In a cruel twist of fate, however, Scaramucci himself was then fired by the man who replaced Preibus, Gen. John Kelly.
Preibus was head of the Republican National Committee when Trump hired him to serve as his first chief of staff. But it was always an awkward match, given the Preibus was the exact kind of establishment Republican that Trump spent most of the campaign bashing.
Ultimately, Preibus got on the wrong side of Scaramucci (see above), who told The New Yorker in late July that the chief of staff would be "asked to resign very shortly." Days later, Trump announced that Preibus would be leaving the White House after just six months on the job.
Gen. Mike Flynn
Flynn became the shortest-serving National Security Adviser in U.S. history when Trump gave him the boot just 24 days into the job. Although it was reported at the time that Flynn had resigned, Trump claimed months later to have fired him.
Flynn's departure came after it was reported that, contrary to his public statements, he had spoken to Russia's ambassador to the U.S. about official policy during the presidential transition. Flynn later pleaded guilty to lying to the FBI about the same thing.
Trump's Health and Human Services Secretary became the subject of controversy when it was reported that he'd spent a lot more taxpayer money on private jets than many people thought was appropriate (around $400,000 to be exact).
Technically, Price resigned; strangely enough, however, he said just one day before his resignation that he "absolutely" planned to stay on the job.

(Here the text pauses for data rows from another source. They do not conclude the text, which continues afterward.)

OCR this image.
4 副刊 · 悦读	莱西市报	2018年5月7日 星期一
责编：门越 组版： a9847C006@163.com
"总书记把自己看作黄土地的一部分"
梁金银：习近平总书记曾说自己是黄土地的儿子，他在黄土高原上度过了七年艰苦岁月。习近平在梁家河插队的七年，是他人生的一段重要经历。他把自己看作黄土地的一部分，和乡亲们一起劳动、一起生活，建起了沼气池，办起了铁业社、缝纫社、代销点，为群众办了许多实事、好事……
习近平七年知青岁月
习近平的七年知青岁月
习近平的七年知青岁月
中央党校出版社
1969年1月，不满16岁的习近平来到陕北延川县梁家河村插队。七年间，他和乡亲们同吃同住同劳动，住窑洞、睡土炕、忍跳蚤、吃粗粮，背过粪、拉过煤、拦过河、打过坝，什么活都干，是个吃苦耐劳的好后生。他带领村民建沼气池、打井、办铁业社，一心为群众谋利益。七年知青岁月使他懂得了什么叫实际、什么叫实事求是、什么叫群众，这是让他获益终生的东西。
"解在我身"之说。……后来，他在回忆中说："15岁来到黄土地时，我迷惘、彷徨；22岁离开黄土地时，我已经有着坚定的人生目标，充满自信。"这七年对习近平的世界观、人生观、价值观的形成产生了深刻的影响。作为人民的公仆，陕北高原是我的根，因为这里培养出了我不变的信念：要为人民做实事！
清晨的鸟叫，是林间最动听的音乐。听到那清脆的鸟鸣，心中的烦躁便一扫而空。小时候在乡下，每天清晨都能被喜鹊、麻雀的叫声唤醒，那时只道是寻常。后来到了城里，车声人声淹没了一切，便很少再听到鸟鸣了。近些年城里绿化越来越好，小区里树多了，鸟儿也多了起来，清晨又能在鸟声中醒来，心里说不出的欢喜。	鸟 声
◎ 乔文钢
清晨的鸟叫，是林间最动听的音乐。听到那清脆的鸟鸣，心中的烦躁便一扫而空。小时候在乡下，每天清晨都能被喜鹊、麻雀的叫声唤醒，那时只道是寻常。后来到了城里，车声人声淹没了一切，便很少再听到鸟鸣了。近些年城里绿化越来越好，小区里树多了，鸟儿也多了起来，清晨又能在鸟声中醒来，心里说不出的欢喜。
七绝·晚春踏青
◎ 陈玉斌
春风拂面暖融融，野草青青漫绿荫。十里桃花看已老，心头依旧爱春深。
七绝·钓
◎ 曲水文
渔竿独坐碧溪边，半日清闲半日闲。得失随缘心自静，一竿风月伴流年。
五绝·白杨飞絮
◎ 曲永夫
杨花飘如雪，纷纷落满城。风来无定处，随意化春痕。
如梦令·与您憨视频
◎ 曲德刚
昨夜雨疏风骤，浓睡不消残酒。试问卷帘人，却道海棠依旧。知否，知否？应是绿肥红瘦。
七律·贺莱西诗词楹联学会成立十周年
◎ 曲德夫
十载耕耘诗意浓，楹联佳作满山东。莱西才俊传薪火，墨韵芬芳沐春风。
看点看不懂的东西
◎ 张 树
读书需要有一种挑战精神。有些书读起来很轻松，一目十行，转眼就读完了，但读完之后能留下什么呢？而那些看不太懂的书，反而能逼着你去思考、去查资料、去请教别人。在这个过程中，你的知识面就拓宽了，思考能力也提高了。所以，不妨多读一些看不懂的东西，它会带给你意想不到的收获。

James Comey didn't exactly work in the White House itself, but the Trump administration — and he was certainly fired brutally by Trump. The president gave the FBI director his walking papers in May, days after Comey revealed that that his agency was investigating Trump's campaign for possible collusion with Russia during the 2016 presidential election.
Trump, who's said repeatedly that there was "no collusion" between his campaign and the Russian government, later explained that he fired Comey because of "this Russia thing," a comment some legal experts say could be central to an eventual obstruction of justice charge against Trump.

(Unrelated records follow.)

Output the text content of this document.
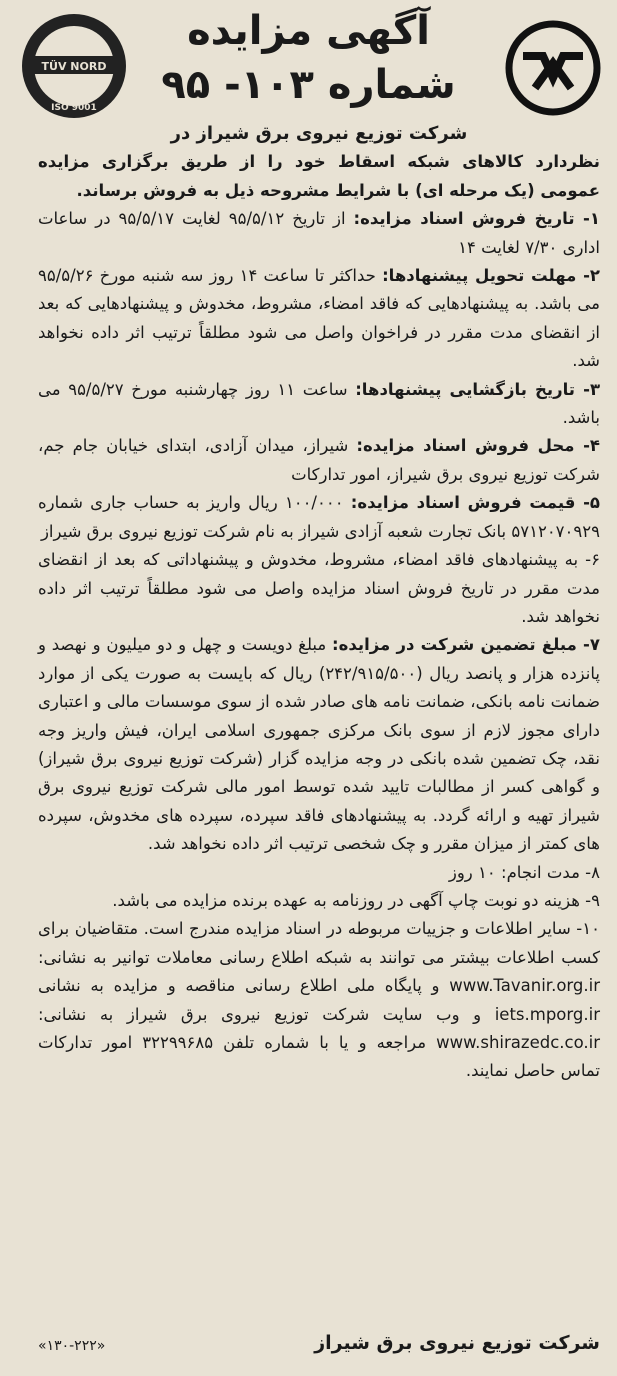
TÜV NORD
ISO 9001
آگهی مزایده
شماره ۱۰۳- ۹۵

شرکت توزیع نیروی برق شیراز در

نظردارد کالاهای شبکه اسقاط خود را از طریق برگزاری مزایده عمومی (یک مرحله ای) با شرایط مشروحه ذیل به فروش برساند.

۱- تاریخ فروش اسناد مزایده: از تاریخ ۹۵/۵/۱۲ لغایت ۹۵/۵/۱۷ در ساعات اداری ۷/۳۰ لغایت ۱۴

۲- مهلت تحویل پیشنهادها: حداکثر تا ساعت ۱۴ روز سه شنبه مورخ ۹۵/۵/۲۶ می باشد. به پیشنهادهایی که فاقد امضاء، مشروط، مخدوش و پیشنهادهایی که بعد از انقضای مدت مقرر در فراخوان واصل می شود مطلقاً ترتیب اثر داده نخواهد شد.

۳- تاریخ بازگشایی پیشنهادها: ساعت ۱۱ روز چهارشنبه مورخ ۹۵/۵/۲۷ می باشد.

۴- محل فروش اسناد مزایده: شیراز، میدان آزادی، ابتدای خیابان جام جم، شرکت توزیع نیروی برق شیراز، امور تدارکات

۵- قیمت فروش اسناد مزایده: ۱۰۰/۰۰۰ ریال واریز به حساب جاری شماره ۵۷۱۲۰۷۰۹۲۹ بانک تجارت شعبه آزادی شیراز به نام شرکت توزیع نیروی برق شیراز

۶- به پیشنهادهای فاقد امضاء، مشروط، مخدوش و پیشنهاداتی که بعد از انقضای مدت مقرر در تاریخ فروش اسناد مزایده واصل می شود مطلقاً ترتیب اثر داده نخواهد شد.

۷- مبلغ تضمین شرکت در مزایده: مبلغ دویست و چهل و دو میلیون و نهصد و پانزده هزار و پانصد ریال (۲۴۲/۹۱۵/۵۰۰) ریال که بایست به صورت یکی از موارد ضمانت نامه بانکی، ضمانت نامه های صادر شده از سوی موسسات مالی و اعتباری دارای مجوز لازم از سوی بانک مرکزی جمهوری اسلامی ایران، فیش واریز وجه نقد، چک تضمین شده بانکی در وجه مزایده گزار (شرکت توزیع نیروی برق شیراز) و گواهی کسر از مطالبات تایید شده توسط امور مالی شرکت توزیع نیروی برق شیراز تهیه و ارائه گردد. به پیشنهادهای فاقد سپرده، سپرده های مخدوش، سپرده های کمتر از میزان مقرر و چک شخصی ترتیب اثر داده نخواهد شد.

۸- مدت انجام: ۱۰ روز

۹- هزینه دو نوبت چاپ آگهی در روزنامه به عهده برنده مزایده می باشد.

۱۰- سایر اطلاعات و جزییات مربوطه در اسناد مزایده مندرج است. متقاضیان برای کسب اطلاعات بیشتر می توانند به شبکه اطلاع رسانی معاملات توانیر به نشانی: www.Tavanir.org.ir و پایگاه ملی اطلاع رسانی مناقصه و مزایده به نشانی iets.mporg.ir و وب سایت شرکت توزیع نیروی برق شیراز به نشانی: www.shirazedc.co.ir مراجعه و یا با شماره تلفن ۳۲۲۹۹۶۸۵ امور تدارکات تماس حاصل نمایند.

شرکت توزیع نیروی برق شیراز
«۱۳۰-۲۲۲»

The chief of Breitbart News was the head of Trump's campaign during its last few months, and went on to serve as a top adviser to the president. Although progressives have generally opposed most of Trump's hires, they often expressed a particular loathing for Bannon, due to his views on race and gender, the types of stories he ran while leading Breitbart, and his characterization of Muslim immigration as an "invasion."

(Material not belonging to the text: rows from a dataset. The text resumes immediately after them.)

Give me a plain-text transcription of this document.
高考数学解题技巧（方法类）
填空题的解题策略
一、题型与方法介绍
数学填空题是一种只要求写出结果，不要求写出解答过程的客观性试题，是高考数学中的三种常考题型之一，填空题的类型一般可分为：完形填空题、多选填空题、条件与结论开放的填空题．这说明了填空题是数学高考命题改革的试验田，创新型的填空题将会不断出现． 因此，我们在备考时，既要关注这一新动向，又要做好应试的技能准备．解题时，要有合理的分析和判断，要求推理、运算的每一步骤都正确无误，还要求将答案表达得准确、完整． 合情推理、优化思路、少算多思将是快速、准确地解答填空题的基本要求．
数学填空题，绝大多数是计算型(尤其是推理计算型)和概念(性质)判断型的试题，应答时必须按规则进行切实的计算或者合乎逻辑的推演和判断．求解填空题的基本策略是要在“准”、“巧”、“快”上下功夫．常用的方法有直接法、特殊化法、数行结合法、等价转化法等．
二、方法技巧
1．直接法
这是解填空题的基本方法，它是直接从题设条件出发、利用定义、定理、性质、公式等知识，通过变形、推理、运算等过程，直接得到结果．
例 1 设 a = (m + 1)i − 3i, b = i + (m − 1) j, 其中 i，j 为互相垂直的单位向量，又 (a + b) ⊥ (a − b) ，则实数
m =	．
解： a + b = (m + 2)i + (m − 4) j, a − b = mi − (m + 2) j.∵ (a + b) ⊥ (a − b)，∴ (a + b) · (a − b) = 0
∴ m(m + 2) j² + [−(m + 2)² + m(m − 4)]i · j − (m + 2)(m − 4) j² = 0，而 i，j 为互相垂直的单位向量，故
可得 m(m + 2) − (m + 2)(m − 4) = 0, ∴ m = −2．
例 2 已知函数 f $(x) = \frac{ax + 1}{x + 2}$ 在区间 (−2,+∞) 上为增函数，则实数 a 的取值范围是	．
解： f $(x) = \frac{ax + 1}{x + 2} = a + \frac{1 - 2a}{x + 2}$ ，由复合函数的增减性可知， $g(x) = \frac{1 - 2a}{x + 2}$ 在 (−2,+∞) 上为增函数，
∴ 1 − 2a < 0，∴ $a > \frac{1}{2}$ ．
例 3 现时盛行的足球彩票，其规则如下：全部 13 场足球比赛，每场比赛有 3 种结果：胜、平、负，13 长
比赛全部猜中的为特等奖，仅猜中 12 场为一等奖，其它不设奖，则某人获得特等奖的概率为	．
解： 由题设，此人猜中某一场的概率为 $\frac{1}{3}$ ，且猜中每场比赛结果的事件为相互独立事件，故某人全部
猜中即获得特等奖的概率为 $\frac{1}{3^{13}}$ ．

In August, White House Press Secretary Sarah Huckabee Sanders announced that Bannon had resigned, but multiple sources told CNN that he was fired. According to various reports, Trump grew unhappy that Bannon was sometimes perceived as the puppetmaster of Trump, and according to CNN, was specifically upset at Bannon for contradicting his policy on North Korea in an interview with The American Prospect.
Yates worked in Trump's Justice Department, not the White House, but as the first Trump official to get fired, she deserves special mention here. An Obama appointee, Yates was acting attorney general during the first few weeks of Trump's administration.
Trump fired her in January after she wrote a letter explaining that she would not defend Trump's travel ban in court, as she didn't find it to be constitutional. At the time, many compared Trump's firing of Yates to the "Saturday Night Massacre," a string of firings during the Nixon administration that ultimately paved the way for Nixon's resignation.
By no means is this an exhaustive list. At least 15 of Trump's top officials have resigned or been fired, but that doesn't include the scores of low-level officials who've also left the White House. And, this might go without saying, there will likely be many more departures from the White House before this administration is finished.